CORPUS CHRISTI, Texas — Nueces County’s latest COVID-19 related death has been described as a pillar of the community after Rabbi Kenneth Roseman recently lost his battle with the Coronavirus.
Several tributes appeared on social media as people found out about Rabbi Roseman’s passing from the Coronavirus. Those who knew him best say his loss is not only devastating for Corpus Christi’s Jewish community, but for the city as a whole.
Roseman came to Corpus Christi from Dallas in 2002 after long-time friend Sam Susser convinced him to move south to what was then Temple Beth El.
“I said “how about coming to Corpus Christi?”. We’re looking for a rabbi,” said Susser. “You can fill in and enjoy Corpus until we find somebody else.”
Roseman never left. Instead, he helped merge two synagogues into what is now Congregation Beth Israel. He also got involved with the community, serving on several boards, including the Art Museum of South Texas, the Corpus Christi Symphony Orchestra, and the CHRISTUS Spohn Foundation.
“He was a stakeholder, he was not a placeholder,” said Karen Burton. “He was involved, he asked a thousand questions, he brought his faith to the table.”
Burton served with Roseman on the Spohn Foundation board. She even convinced her close friend to play Santa Claus for her Christmas party.
“My mother always thought it was the most wonderful, ecumenical thing that a Jewish Rabbi would put on a Santa Claus suit on Christmas Eve and share a holiday,” said Burton.

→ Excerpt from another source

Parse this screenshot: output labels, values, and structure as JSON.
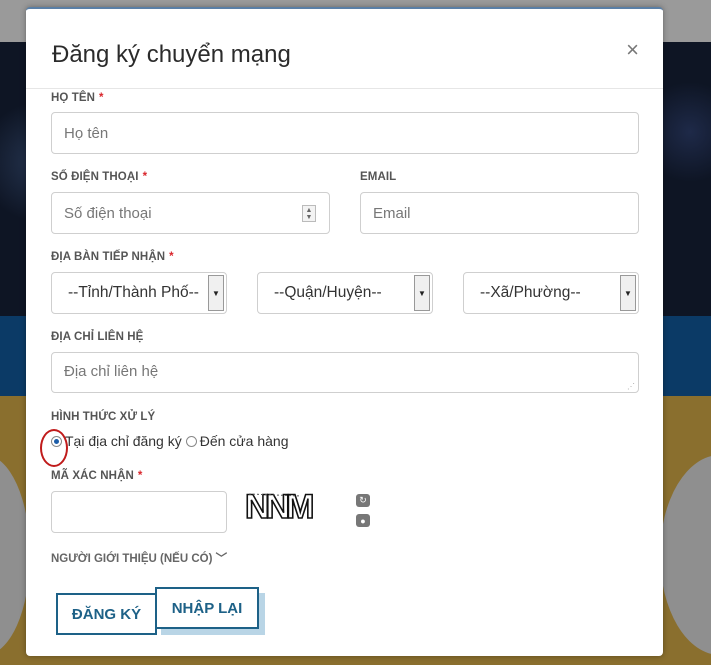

Roseman’s greatest passion was teaching. He taught at Southern Methodist University and Texas A&M Corpus Christi. Two years ago, he released a lecture series on the History of American Jews on YouTube.
“He was somebody who I could learn from,” said Rabbi Ilan Emanuel of Congregation Beth Israel. “He obviously had an abundance of knowledge about Judaism.”

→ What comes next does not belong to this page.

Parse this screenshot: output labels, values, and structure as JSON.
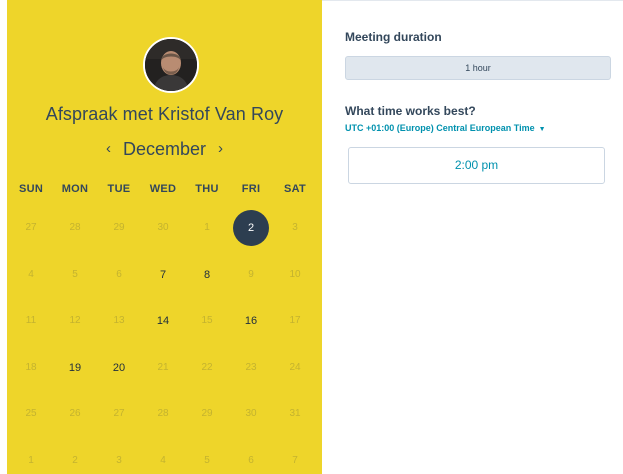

Roseman passed away early Sunday at CHRISTUS Spohn Shoreline Hospital after a four-week battle with the Coronavirus. His widow, Phyllis, says she’s been overwhelmed by the outpouring of emotion.
“I have probably had a hundred emails today,” said Phyllis Roseman. “But one of them came from a colleague, and it said “Ken made the world a better place.”
The community will celebrate Rabbi Roseman at a memorial service sometime this summer, once it’s deemed safe to gather to do so.